Foi preciso um movimento iniciado por uma única mulher, Zahira Maus, uma coreógrafa holandesa, em um post de Facebook, para desencadear uma onda de 500 mulheres com o semelhante “#metoo”. Zahira contou sua história com o constrangimento comum às vítimas que acusam homens de poder: por um lado, sua voz era o grito esperado por outras mulheres, por outro, sabia que seria só o testemunho de uma mulher comum contra um homem santo. Havia ainda uma responsabilidade adicional à Zahira e a todas as outras vítimas – elas eram crentes no poder de João de Deus, se viam desafiando um patrimônio de milagre à humanidade.

Antes de Zahira, outras mulheres provocaram a justiça brasileira acusando João de Deus de violência sexual e estupro. Entre as vítimas, estavam mulheres e meninas. Os casos foram arquivados pela Justiça por “falta de provas”. Era apenas a palavra da mulher contra quem prometia a salvação aos sem esperança. Foram décadas de silêncio até que o post de Zahira desencadeasse um movimento inesperado, sem fronteiras e sem liderança. Elas surgem com enredo semelhante de violência a cada dia. Vivem em diferentes países, não há diferenças de cor, classe ou idade —são apenas mulheres que sentiram vergonha por terem sido violentadas por alguém com tanto poder.

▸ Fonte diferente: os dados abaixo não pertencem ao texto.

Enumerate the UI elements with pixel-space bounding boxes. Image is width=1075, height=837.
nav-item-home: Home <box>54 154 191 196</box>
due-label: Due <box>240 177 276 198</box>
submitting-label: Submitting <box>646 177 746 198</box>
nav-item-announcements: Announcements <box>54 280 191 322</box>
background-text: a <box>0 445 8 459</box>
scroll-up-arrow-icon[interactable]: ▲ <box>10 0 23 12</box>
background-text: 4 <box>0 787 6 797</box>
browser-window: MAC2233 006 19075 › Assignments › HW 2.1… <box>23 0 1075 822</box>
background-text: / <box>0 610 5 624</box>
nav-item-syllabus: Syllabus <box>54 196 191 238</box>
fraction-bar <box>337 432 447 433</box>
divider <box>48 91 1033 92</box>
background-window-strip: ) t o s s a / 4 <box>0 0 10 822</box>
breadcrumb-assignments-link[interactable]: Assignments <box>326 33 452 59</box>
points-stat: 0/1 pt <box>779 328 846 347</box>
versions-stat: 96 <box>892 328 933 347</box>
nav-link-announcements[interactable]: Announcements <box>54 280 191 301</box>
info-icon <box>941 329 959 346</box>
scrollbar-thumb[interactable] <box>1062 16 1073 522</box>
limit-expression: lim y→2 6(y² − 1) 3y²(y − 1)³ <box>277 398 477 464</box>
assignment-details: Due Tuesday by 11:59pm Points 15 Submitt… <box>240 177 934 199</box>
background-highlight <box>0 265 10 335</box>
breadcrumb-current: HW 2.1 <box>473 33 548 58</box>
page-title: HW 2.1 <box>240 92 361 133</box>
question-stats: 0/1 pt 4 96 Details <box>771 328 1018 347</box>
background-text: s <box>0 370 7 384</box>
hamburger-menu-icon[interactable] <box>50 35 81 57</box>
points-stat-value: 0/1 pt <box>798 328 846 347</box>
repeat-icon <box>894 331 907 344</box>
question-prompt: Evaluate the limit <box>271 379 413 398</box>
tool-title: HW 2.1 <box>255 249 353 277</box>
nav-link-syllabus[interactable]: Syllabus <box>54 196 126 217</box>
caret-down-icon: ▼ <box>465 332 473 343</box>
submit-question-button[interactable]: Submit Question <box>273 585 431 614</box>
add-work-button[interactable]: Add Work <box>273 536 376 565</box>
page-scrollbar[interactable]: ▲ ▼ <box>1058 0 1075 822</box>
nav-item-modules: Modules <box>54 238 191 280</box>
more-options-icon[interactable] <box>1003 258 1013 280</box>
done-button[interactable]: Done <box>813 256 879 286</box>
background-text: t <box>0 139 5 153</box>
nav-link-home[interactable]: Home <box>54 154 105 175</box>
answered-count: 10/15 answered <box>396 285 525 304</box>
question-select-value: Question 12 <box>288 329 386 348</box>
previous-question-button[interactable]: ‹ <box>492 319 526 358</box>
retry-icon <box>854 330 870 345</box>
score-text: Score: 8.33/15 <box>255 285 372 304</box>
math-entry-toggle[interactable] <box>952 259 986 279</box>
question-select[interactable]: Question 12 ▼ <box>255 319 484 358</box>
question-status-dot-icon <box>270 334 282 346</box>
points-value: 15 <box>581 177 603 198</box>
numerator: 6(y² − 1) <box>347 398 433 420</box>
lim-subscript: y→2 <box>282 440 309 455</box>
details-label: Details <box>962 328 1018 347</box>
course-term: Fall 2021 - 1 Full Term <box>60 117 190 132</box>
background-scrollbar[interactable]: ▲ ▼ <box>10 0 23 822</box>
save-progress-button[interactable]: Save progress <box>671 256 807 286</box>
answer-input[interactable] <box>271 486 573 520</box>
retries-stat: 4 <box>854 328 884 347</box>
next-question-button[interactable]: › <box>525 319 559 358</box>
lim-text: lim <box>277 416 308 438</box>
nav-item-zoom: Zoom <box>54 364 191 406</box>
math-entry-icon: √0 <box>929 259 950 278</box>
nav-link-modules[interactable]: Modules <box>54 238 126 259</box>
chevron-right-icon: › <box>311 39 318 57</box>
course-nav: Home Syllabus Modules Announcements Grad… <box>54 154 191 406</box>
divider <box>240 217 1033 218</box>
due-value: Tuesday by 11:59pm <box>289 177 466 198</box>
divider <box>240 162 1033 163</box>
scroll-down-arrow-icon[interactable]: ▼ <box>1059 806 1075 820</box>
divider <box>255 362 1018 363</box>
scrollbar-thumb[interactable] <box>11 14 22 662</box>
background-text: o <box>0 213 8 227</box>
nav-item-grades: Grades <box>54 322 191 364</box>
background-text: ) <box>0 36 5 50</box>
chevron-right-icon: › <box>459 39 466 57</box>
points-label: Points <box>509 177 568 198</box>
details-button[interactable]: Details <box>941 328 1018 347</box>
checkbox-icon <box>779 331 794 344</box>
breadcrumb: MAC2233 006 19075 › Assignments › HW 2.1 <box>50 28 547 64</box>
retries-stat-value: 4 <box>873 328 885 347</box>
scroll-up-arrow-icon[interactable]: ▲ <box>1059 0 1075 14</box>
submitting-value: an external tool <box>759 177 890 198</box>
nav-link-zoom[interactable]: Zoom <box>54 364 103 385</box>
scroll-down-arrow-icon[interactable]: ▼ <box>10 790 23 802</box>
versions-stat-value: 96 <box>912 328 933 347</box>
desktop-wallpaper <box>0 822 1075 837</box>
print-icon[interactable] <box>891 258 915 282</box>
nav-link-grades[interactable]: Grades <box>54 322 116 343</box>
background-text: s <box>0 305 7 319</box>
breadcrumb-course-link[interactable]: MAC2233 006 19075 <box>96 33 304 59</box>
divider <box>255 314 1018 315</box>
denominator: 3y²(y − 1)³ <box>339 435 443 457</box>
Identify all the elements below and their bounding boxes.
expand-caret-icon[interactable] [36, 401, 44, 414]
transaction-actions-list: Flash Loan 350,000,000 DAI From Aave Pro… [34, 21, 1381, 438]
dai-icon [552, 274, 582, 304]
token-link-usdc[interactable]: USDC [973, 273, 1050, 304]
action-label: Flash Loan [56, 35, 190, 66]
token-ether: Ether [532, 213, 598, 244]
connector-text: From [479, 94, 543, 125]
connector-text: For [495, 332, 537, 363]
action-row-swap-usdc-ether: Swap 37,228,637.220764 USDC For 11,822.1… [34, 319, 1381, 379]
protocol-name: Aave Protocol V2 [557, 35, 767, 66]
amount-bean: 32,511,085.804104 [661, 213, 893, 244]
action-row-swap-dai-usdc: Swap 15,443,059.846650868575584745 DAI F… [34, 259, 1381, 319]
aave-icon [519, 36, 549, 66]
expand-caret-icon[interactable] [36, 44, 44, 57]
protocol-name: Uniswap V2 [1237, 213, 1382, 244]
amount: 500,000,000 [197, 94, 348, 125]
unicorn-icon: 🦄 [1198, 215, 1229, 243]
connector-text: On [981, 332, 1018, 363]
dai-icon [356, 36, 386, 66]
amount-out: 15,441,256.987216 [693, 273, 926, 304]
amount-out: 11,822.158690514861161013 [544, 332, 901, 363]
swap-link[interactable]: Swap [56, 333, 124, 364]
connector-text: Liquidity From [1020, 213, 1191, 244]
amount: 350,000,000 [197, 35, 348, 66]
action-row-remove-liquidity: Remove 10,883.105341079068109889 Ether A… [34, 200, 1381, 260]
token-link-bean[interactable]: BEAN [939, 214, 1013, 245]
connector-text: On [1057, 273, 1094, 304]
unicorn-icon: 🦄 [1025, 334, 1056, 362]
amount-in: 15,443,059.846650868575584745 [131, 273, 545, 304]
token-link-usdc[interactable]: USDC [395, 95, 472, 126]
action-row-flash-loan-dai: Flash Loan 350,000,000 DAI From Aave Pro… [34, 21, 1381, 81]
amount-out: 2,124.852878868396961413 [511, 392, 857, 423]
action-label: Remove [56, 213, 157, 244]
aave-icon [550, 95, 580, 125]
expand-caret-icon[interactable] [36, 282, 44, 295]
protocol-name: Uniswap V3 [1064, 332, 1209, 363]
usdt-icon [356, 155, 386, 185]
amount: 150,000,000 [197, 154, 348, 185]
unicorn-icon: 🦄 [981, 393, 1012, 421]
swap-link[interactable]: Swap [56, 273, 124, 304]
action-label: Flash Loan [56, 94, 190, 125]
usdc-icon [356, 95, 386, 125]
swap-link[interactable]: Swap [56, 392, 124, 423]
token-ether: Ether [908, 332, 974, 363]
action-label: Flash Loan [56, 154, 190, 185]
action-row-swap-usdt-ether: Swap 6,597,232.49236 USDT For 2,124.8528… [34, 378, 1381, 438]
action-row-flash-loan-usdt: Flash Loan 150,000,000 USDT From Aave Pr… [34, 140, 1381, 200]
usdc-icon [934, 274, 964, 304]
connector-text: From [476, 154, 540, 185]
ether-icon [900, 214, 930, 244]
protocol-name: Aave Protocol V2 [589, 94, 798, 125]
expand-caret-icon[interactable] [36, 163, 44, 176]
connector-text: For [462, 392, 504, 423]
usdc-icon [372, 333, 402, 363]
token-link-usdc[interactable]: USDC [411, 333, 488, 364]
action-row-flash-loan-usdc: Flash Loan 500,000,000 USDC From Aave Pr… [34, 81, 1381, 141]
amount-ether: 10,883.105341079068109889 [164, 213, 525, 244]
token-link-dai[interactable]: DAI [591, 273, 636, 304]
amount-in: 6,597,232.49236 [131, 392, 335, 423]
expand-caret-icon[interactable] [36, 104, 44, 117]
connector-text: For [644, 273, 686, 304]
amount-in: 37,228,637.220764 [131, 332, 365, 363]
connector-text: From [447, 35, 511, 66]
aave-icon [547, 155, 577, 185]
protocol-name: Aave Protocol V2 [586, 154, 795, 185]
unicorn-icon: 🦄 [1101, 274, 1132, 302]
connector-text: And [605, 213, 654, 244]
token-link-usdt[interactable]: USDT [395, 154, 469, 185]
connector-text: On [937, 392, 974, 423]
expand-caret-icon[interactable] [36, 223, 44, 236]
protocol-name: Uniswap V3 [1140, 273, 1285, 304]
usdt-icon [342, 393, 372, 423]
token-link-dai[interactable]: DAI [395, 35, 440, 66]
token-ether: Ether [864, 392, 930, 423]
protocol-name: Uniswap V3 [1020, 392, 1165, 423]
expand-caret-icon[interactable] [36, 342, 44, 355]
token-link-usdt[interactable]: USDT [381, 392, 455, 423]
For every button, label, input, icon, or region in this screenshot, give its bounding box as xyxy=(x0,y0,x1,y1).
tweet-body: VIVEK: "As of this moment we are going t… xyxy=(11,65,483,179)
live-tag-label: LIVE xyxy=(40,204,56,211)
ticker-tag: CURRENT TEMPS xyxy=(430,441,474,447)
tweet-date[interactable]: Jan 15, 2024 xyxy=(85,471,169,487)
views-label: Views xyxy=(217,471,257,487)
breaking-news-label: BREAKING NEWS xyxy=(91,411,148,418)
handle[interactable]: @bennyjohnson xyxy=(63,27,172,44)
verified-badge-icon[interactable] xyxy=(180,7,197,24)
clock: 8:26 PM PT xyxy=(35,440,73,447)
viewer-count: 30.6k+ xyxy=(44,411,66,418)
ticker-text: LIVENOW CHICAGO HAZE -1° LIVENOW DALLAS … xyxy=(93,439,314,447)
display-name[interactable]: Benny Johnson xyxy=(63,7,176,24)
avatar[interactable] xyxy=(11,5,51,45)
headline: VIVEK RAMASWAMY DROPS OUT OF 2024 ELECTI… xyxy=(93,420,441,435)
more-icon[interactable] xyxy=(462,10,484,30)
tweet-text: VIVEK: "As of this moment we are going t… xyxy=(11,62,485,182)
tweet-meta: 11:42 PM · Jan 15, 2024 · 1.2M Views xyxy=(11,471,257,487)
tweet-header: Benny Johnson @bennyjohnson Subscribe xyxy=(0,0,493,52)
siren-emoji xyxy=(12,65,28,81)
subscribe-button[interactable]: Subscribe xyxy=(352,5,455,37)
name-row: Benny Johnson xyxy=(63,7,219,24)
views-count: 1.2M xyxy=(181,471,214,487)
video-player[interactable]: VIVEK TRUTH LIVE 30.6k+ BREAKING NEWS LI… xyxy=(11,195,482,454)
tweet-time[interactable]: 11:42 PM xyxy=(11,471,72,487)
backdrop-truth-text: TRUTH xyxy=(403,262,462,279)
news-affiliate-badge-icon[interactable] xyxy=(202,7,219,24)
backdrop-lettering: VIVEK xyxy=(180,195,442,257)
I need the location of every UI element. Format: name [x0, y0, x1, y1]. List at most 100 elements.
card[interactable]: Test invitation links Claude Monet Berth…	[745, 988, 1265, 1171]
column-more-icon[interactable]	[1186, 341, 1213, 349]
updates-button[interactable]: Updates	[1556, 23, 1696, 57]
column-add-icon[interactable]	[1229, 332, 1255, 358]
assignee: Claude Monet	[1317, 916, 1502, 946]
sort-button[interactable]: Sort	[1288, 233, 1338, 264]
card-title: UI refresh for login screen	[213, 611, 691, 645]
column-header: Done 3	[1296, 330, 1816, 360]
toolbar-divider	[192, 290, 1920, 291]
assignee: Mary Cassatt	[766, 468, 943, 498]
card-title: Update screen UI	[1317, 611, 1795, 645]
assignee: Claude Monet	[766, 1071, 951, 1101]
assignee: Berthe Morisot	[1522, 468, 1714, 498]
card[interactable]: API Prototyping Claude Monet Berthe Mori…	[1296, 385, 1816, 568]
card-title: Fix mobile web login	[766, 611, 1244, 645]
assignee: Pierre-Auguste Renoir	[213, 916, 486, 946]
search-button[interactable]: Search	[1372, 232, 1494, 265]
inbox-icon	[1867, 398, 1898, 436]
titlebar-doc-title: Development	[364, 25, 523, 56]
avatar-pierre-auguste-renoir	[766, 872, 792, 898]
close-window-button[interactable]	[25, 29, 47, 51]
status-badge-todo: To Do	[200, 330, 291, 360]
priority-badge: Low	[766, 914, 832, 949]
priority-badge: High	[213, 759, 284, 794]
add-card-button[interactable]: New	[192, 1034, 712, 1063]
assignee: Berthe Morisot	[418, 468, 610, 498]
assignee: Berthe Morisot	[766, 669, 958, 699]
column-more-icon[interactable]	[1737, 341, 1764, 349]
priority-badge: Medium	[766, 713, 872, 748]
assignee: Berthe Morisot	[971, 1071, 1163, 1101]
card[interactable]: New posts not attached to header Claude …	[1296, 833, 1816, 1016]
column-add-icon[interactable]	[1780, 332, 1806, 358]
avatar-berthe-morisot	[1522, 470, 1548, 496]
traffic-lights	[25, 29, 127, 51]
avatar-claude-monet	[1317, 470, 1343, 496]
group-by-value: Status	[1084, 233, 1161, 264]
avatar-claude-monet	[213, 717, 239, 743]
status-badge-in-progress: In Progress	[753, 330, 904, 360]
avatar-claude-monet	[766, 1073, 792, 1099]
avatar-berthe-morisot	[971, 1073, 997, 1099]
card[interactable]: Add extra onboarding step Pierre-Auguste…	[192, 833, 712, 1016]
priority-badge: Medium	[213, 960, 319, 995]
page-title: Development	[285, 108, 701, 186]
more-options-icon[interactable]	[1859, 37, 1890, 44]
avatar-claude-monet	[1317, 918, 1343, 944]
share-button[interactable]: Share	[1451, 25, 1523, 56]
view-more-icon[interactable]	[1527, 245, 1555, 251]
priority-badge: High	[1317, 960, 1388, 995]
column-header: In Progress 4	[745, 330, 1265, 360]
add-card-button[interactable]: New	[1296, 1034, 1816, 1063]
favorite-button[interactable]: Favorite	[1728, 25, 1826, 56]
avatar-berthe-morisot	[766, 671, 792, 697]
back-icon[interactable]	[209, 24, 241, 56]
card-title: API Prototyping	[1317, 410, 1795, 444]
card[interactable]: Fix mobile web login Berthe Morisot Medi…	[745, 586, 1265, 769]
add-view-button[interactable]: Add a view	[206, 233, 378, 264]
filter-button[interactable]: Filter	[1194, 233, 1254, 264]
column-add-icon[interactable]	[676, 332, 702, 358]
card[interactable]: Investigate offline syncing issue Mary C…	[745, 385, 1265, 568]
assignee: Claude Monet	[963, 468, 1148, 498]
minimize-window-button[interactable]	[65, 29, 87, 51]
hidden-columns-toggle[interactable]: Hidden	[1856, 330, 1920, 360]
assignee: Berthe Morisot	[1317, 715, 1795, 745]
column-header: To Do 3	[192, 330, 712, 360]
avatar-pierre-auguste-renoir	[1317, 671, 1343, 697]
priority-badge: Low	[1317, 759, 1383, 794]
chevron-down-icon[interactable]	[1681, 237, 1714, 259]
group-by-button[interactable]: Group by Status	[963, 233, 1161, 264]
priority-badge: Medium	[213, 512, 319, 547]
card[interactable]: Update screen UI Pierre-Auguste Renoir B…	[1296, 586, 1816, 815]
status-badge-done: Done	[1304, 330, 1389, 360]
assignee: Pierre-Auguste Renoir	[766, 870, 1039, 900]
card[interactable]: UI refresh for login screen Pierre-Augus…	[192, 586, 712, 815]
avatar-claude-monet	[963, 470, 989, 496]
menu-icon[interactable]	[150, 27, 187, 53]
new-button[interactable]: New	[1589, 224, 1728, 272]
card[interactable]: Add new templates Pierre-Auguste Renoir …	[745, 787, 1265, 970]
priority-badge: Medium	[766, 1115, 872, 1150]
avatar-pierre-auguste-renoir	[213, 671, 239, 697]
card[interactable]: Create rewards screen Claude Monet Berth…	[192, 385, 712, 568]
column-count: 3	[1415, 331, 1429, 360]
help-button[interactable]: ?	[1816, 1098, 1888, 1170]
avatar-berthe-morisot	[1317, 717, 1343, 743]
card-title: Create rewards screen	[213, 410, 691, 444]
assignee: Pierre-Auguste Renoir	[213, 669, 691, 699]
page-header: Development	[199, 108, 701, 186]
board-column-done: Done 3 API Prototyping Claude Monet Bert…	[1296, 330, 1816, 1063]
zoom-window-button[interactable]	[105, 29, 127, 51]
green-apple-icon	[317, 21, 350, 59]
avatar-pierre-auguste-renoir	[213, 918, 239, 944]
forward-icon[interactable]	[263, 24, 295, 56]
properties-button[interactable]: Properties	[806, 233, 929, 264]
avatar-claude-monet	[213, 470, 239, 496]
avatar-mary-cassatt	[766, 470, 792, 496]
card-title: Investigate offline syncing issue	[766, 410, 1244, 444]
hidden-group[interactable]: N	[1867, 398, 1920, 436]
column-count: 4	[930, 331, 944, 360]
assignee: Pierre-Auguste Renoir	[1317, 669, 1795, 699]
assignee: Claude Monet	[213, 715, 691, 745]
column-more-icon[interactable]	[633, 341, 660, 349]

Como as vítimas de Harvey Weinstein, essas mulheres tinham medo. Essa é a razão para o segredo da violência ser um instrumento de controle dos homens violentadores e com poder. Weinstein era alguém com o poder mágico de transformar uma jovem mulher em estrela de Hollywood; João de Deus, um superhomem que prometia afugentar a morte ou a doença. Em cada templo, cada qual era divino ao seu modo: silenciavam as mulheres pelo medo do fracasso ou da morte; contavam com a cumplicidade dos homens que muito sabiam e não estranhavam a violência sexual como forma de exercício do poder masculino.

Foi preciso o novo poder para fazer frente ao velho poder dos homens. Se as redes sociais trazem risco às mulheres, como o discurso do ódio ou a pornografia infantil de meninas, há algo de revolucionário: o movimento “#metoo” ou “NiUnaMenos” foram ondas de mulheres que saíram do silêncio das vítimas para as protagonistas da história. João de Deus está preso, Weinstein em campanha para desacreditar suas vítimas, alegando terem sido encontros sexuais consensuais. Não nos cabe a verdade da Justiça criminal neste momento, o que importa é que as mulheres encontraram nas redes sem fronteiras um novo poder para fazer frente ao velho poder patriarcal que as silenciava. Até mesmo diante do arcaico poder divino.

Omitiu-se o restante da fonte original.